My software opens ({_wfopen, UTF-16, Windows},{fopen, UTF-8, Linux}) and writes data to files in UTF-8. So far it's all doable. Until I decided to use SQLite.

SQLite's C/C++ interface allows for one or two-byte encoded strings (click). Ofcourse this does not work with wchar_t in Linux, as the wchar_t in Linux is 4 bytes by default. Therefore, writing and reading from sqlite requires conversion for Linux.

Currently the code is cluttering up with exceptions for Windows/Linux. I was hoping to stick to the standard idea of storing data in wchar_t:

wchar_t in Windows: Filepaths without a problem, reading/writing to sqlite without a problem. Writing data to a file should be done in UTF-8 anyway.
wchar_t in Linux: Exception for the filepaths due to UTF-8 encoding, conversion before reading/writing to sqlite (wchar_t), and the same for windows when writing data to a file.

After reading (here) I was convinced I should stick to wchar_t in Windows. But after getting all that to work, the trouble began with porting to Linux.

Currently I'm thinking of redoing it all to stick with simple char(UTF-8) because it works with both Windows and Linux, keeping the fact in mind that I need to 'WideCharToMultiByte' every string in Windows to achieve UTF-8. Using simple char* based strings will greatly reduce the number of exceptions for Linux/Windows.

Do you have any experience with unicode for cross-platform? Any thoughts about the idea of simply storing data in UTF-8 instead of using wchar_t?

回答1:

UTF-8 on all platforms, with just-in-time conversion to UTF-16 for Windows is a common tactic for cross-platform Unicode.

回答2:

Our software is cross-platform as well, and we faced similar problems. We decided that our goal is to have the least amount of conversions possible. This means that we use wchar_t on Windows and char on Unix/Mac.
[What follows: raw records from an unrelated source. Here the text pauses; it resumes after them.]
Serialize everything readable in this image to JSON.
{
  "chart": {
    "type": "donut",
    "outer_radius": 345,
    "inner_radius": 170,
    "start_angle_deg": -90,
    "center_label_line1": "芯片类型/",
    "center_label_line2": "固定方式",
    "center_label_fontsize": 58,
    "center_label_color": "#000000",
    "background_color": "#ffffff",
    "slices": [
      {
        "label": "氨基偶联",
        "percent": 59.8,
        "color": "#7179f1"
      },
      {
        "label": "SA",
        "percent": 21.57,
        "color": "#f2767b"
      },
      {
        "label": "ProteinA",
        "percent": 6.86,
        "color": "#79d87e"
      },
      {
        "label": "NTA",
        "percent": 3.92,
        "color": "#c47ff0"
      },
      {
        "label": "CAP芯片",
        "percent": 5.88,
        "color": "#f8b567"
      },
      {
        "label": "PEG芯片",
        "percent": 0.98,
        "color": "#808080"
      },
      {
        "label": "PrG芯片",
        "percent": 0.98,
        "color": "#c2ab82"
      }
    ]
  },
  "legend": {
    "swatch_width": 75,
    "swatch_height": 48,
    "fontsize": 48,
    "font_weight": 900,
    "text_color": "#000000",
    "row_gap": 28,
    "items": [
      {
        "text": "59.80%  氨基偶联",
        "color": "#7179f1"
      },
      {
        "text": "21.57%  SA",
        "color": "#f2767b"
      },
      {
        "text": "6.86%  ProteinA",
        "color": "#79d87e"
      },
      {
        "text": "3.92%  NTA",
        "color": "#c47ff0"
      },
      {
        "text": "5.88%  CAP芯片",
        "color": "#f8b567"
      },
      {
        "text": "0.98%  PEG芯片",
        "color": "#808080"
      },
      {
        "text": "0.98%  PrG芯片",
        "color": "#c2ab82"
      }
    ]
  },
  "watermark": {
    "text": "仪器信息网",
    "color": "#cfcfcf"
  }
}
We do this by supporting _T and LPCTSTR and similar on Unix and by having generic functions that easily convert between std::string and std::wstring. We also have a generic std::basic_string<TCHAR> (tstring) which we use in most cases.

So far this works quite well. Basicly most functions take a tstring or a LPCTSTR and those which don't will get their parameters converted from a tstring. That means that most of the time we don't convert our strings and pass through most parameters.